The convolutional block applies the following modules:
  1. A convolution of num_filter filters of kernel size 3 x 3 with stride 1
  2. Batch normalization
  3. A rectifier non-linearity

Each residual block applies the following modules sequentially to its input:
  1. A convolution of num_filter filters of kernel size 3 x 3 with stride 1
  2. Batch normalization
  3. A rectifier non-linearity
  4. A convolution of num_filter filters of kernel size 3 x 3 with stride 1
  5. Batch normalization
  6. A skip connection that adds the input to the block
  7. A rectifier non-linearity

Note: num_filter is 128 for 19 x 19 board size, and 32 for 9 x 9 board size.

The output of the residual tower is passed into two separate "heads" for
computing the policy and value respectively.
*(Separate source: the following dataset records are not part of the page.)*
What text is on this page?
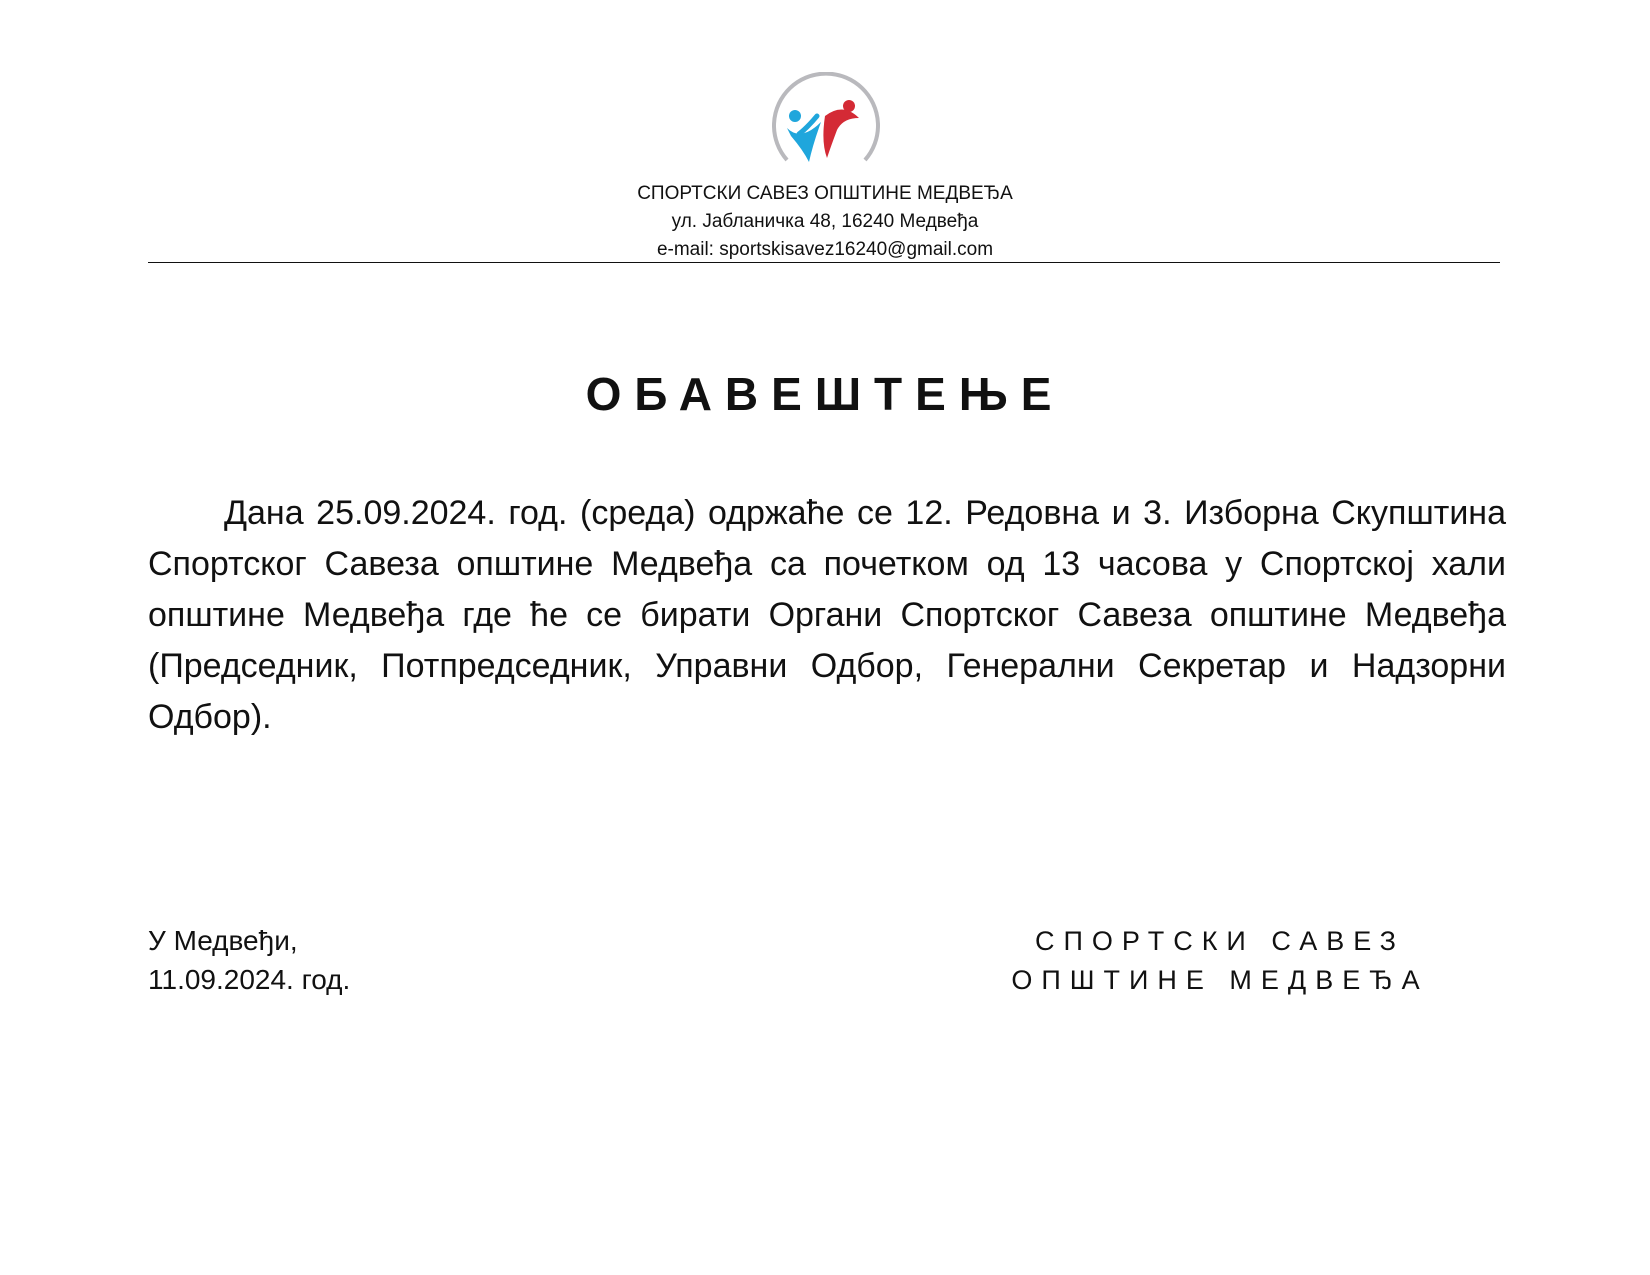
СПОРТСКИ САВЕЗ ОПШТИНЕ МЕДВЕЂА
ул. Јабланичка 48, 16240 Медвеђа
e-mail: sportskisavez16240@gmail.com
ОБАВЕШТЕЊЕ
Дана 25.09.2024. год. (среда) одржаће се 12. Редовна и 3. Изборна Скупштина Спортског Савеза општине Медвеђа са почетком од 13 часова у Спортској хали општине Медвеђа где ће се бирати Органи Спортског Савеза општине Медвеђа (Председник, Потпредседник, Управни Одбор, Генерални Секретар и Надзорни Одбор).
У Медвеђи,
11.09.2024. год.
СПОРТСКИ САВЕЗ
ОПШТИНЕ МЕДВЕЂА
The policy head applies the
following modules:
  1. A convolution of 2 filters of kernel size 1 x 1 with stride 1
  2. Batch normalization
  3. A rectifier non-linearity
  4. A fully connected linear layer that outputs a vector of size (board_size * board_size + 1) corresponding to logit probabilities for all intersections and the pass move

The value head applies the following modules:
  1. A convolution of 1 filter of kernel size 1 x 1 with stride 1
  2. Batch normalization
  3. A rectifier non-linearity
  4. A fully connected linear layer to a hidden layer of size 256 for 19 x 19
    board size and 64 for 9x9 board size
  5. A rectifier non-linearity
  6. A fully connected linear layer to a scalar
  7. A tanh non-linearity outputting a scalar in the range [-1, 1]

The overall network depth, in the 10 or 20 block network, is 19 or 39
parameterized layers respectively for the residual tower, plus an additional 2
layers for the policy head and 3 layers for the value head.

## Getting Started
Please follow the [instructions](https://github.com/tensorflow/minigo/blob/master/README.md#getting-started) in original Minigo repo to set up the environment.

## Training Model
One iteration of reinforcement learning consists of the following steps:
 - Bootstrap: initializes a random model
 - Selfplay: plays games with the latest model, producing data used for training
 - Gather: groups games played with the same model into larger files of tfexamples.
 - Train: trains a new model with the selfplay results from the most recent N
   generations.

 Run `minigo.py`.
 ```
 python minigo.py
 ```

## Validating Model
 Run `minigo.py` with `--validation` argument
 ```
 python minigo.py --validation
 ```
 The `--validation` argument is to generate holdout dataset for model validation

## Evaluating MiniGo Models
 Run `minigo.py` with `--evaluation` argument
 ```
 python minigo.py --evaluation
 ```
 The `--evaluation` argument is to invoke the evaluation between the latest model and the current best model.

## Testing Pipeline
As the whole RL pipeline may takes hours to train even for a 9x9 board size, we provide a dummy model with a `--debug` mode for testing purpose.

 Run `minigo.py` with `--debug` argument
 ```
 python minigo.py --debug
 ```
 The `--debug` argument is for testing purpose with a dummy model.

Validation and evaluation can also be tested with the dummy model by combing their corresponding arguments with `--debug`.
To test validation, run the following commands:
 ```
 python minigo.py --debug --validation
 ```
To test evaluation, run the following commands:
 ```
 python minigo.py --debug --evaluation
 ```
To test both validation and evaluation, run the following commands:
 ```
 python minigo.py --debug --validation --evaluation
 ```

## MCTS and Go features (TODO)
Code clean up on MCTS and Go features.